One of the most straightforward methods to delete rows in a pandas DataFrame is by using the `drop()` function. This function allows you to specify the conditions under which rows should be removed from the DataFrame. Here’s an example:
“`python
import pandas as pd
Create a sample DataFrame
data = {‘Name’: [‘John’, ‘Jane’, ‘Alice’, ‘Bob’, ‘Charlie’],
‘Age’: [25, 30, 35, 40, 45],
‘City’: [‘New York’, ‘Los Angeles’, ‘Chicago’, ‘Houston’, ‘Phoenix’]}
df = pd.DataFrame(data)
Delete rows where Age is greater than 35
df = df[df[‘Age’] <= 35]
print(df)
```
In the above example, we have a DataFrame with columns 'Name', 'Age', and 'City'. We want to delete rows where the 'Age' is greater than 35. By using the `drop()` function, we can filter out the rows that meet the condition.
Another method to delete rows based on a condition is by using boolean indexing. This approach involves creating a boolean mask and applying it to the DataFrame. Here's an example:
```python
import pandas as pd
Create a sample DataFrame
data = {'Name': ['John', 'Jane', 'Alice', 'Bob', 'Charlie'],
'Age': [25, 30, 35, 40, 45],
'City': ['New York', 'Los Angeles', 'Chicago', 'Houston', 'Phoenix']}
df = pd.DataFrame(data)
Create a boolean mask for rows where Age is greater than 35
mask = df['Age'] <= 35
Delete rows based on the boolean mask
df = df[mask]
print(df)
```
In this example, we create a boolean mask `mask` for rows where the 'Age' is less than or equal to 35. Then, we apply this mask to the DataFrame using the `drop()` function to delete the rows that meet the condition.

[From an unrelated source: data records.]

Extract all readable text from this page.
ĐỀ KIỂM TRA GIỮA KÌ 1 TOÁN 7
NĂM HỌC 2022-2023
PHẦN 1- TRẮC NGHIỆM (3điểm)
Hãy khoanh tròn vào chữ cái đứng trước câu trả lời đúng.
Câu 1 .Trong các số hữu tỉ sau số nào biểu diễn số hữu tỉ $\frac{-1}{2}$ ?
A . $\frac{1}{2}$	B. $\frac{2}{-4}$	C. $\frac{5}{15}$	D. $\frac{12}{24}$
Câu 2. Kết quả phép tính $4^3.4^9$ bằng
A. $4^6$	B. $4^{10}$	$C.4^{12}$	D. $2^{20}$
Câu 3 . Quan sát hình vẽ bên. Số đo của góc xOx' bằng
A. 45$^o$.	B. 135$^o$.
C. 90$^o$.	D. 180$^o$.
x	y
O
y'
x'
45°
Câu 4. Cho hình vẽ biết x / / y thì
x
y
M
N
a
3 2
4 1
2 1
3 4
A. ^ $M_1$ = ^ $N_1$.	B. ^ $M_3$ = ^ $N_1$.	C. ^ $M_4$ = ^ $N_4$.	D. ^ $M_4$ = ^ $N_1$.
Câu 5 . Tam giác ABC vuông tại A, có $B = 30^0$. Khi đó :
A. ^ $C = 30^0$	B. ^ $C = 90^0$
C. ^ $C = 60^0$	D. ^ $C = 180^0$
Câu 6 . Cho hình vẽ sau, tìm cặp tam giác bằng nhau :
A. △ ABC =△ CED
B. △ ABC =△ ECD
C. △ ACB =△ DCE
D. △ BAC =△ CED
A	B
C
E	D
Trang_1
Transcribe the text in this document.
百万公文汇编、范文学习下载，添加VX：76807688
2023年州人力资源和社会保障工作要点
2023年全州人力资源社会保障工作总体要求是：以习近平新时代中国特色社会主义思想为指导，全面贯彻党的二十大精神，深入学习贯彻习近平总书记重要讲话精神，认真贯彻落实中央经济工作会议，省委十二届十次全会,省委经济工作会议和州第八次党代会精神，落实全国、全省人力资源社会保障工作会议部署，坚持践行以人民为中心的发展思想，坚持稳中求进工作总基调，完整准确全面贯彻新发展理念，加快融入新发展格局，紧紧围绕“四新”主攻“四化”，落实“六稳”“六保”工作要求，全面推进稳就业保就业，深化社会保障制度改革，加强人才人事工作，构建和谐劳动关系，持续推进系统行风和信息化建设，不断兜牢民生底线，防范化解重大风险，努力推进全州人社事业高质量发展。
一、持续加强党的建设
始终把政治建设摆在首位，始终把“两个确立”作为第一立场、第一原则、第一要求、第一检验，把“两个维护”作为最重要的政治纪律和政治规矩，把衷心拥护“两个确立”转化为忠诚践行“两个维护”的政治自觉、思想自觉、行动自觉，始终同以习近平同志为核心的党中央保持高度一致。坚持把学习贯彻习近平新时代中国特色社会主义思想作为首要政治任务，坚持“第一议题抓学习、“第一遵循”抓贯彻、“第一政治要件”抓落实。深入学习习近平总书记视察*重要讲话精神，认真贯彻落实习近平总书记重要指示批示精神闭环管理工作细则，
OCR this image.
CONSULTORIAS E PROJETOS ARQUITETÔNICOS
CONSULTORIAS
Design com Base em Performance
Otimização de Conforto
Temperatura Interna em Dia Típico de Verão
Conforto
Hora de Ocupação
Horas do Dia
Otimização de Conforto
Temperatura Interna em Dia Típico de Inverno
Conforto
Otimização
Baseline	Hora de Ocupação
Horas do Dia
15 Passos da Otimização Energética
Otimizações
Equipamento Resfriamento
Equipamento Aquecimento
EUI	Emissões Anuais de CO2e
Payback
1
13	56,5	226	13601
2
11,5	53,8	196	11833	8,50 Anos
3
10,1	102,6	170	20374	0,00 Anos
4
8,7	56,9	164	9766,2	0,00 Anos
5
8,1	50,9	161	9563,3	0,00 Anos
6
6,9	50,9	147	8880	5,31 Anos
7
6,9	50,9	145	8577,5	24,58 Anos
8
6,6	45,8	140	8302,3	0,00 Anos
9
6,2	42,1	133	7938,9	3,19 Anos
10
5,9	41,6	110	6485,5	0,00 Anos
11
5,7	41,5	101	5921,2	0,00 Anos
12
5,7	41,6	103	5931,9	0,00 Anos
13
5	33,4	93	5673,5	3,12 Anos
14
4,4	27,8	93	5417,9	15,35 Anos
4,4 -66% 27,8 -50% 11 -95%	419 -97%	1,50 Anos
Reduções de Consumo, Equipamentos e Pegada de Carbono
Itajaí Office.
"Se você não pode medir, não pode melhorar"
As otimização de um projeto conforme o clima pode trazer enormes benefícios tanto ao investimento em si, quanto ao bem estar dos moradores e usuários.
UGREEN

Additionally, you can use the `query()` function in pandas to delete rows based on a condition. This function provides a more readable way to filter data. Here's an example:
```python
import pandas as pd
Create a sample DataFrame
data = {'Name': ['John', 'Jane', 'Alice', 'Bob', 'Charlie'],
'Age': [25, 30, 35, 40, 45],
'City': ['New York', 'Los Angeles', 'Chicago', 'Houston', 'Phoenix']}
df = pd.DataFrame(data)
Delete rows where Age is greater than 35 using query function
df = df.query('Age <= 35')
print(df)
```
In this example, we use the `query()` function to filter out the rows where the 'Age' is greater than 35. The resulting DataFrame will only contain the rows that meet the condition.
In conclusion, deleting rows in a pandas DataFrame based on a condition can be achieved using different methods such as `drop()`, boolean indexing, and `query()`. Each method has its own advantages and can be used depending on the specific requirements of your data analysis task.